BEI juga mengimbau seluruh pelaku pasar untuk mencermati setiap informasi yang disampaikan Perseroan kepada publik. Dalam keterbukaan informasi tersebut, Bursa menegaskan, “Bursa mengimbau kepada pihak-pihak yang berkepentingan untuk selalu memperhatikan keterbukaan informasi yang disampaikan oleh Perseroan.”
Sebelumnya, BEI juga telah melakukan penghentian sementara atau suspensi perdagangan saham ALKA di seluruh pasar ada 27 Juli 2026. Suspensi tersebut dilakukan BEI karena terjadi peningkatan harga kumulatif yang signifikan terhadap saham ALKA. Otoritas BEI mengklaim suspensi saham ALKA dilakukan dalam rangka cooling down dan perlindungan bagi investor.

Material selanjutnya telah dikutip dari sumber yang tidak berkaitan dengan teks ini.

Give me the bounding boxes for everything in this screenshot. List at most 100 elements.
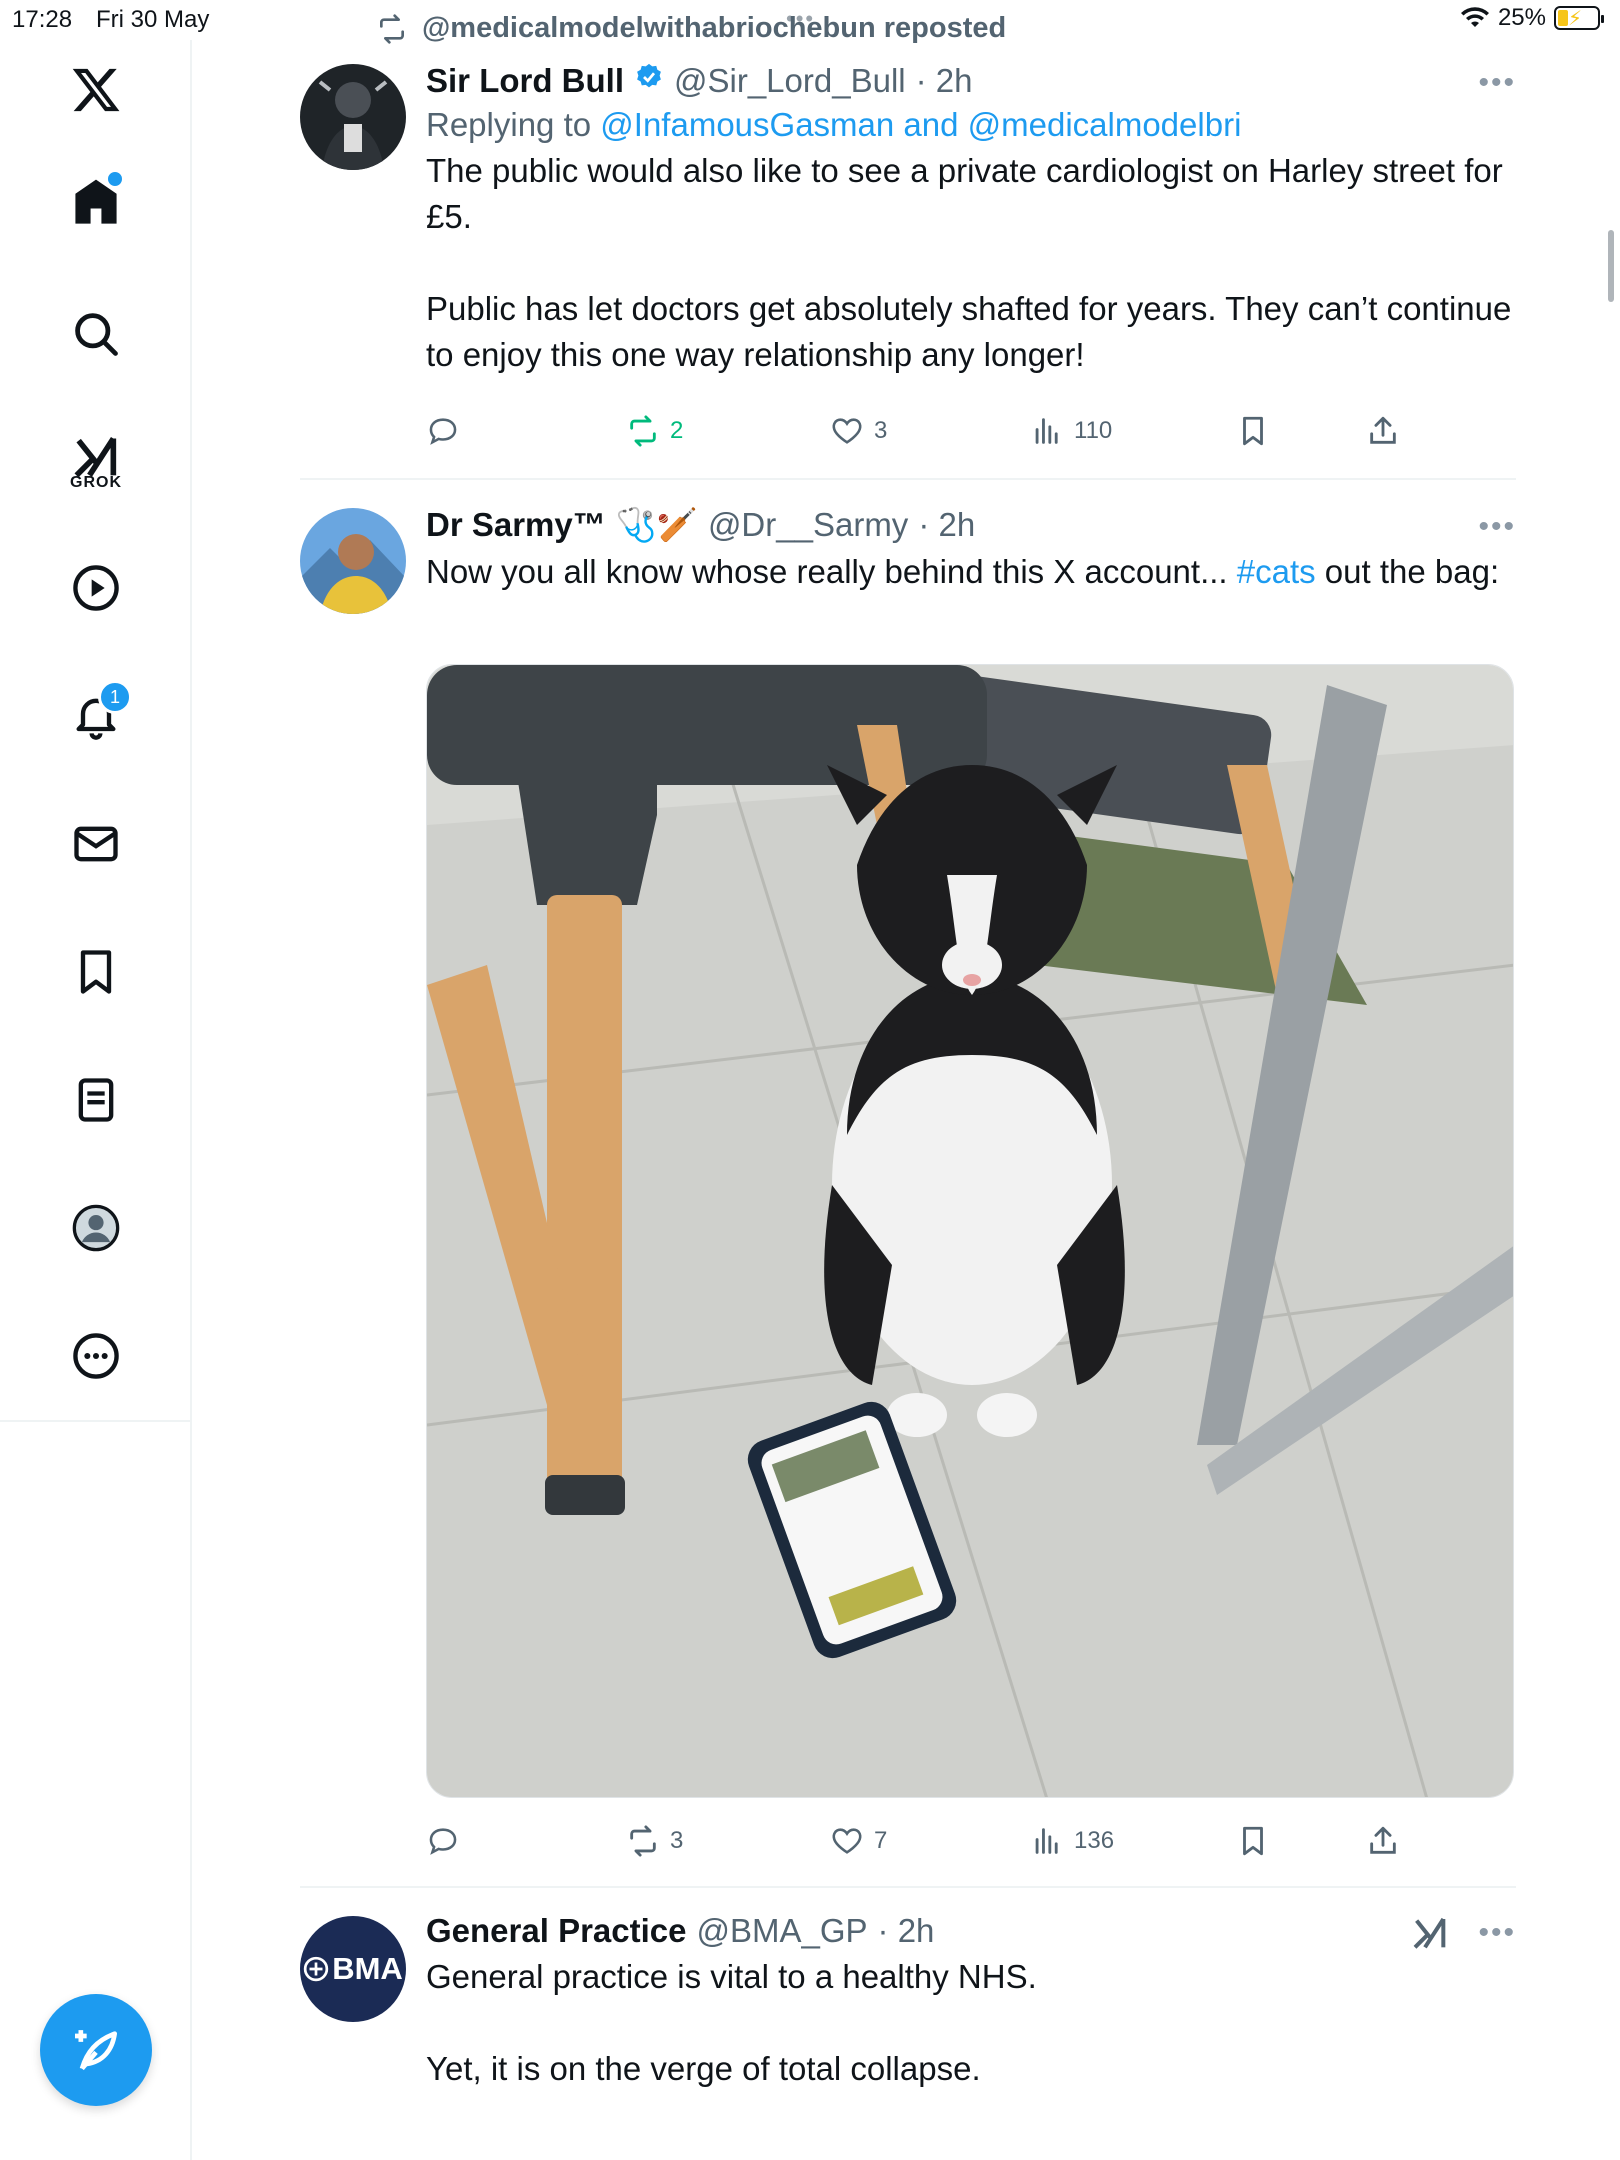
tweet-dr-sarmy[interactable]: Dr Sarmy™ 🩺🏏 @Dr__Sarmy · 2h Now you all…: [300, 506, 1516, 1866]
avatar[interactable]: BMA: [300, 1916, 406, 2022]
search-icon[interactable]: [56, 294, 136, 374]
bookmarks-icon[interactable]: [56, 932, 136, 1012]
share-icon: [1370, 416, 1396, 444]
home-new-dot: [106, 170, 124, 188]
share-icon: [1370, 1826, 1396, 1854]
more-options-icon[interactable]: [56, 1316, 136, 1396]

Pada perdagangan, Selasa 28 Juli 2026, saham ALKA ditutup melonjak 24,73% menjadi Rp1.715 per unit dibanding sehari sebelumnya di Rp1.375 per unit. Selama perdagangan sepekan,saham ALKA telah melonjak 98,26%, yakni dari Rp865 per unit menjadi Rp1.715. Bahkan jika dibandingkan antara harga 29 Juni sebesar Rp510 terhadap penutupan Selasa kemarin, saham ALKA telah meroket 236,27%.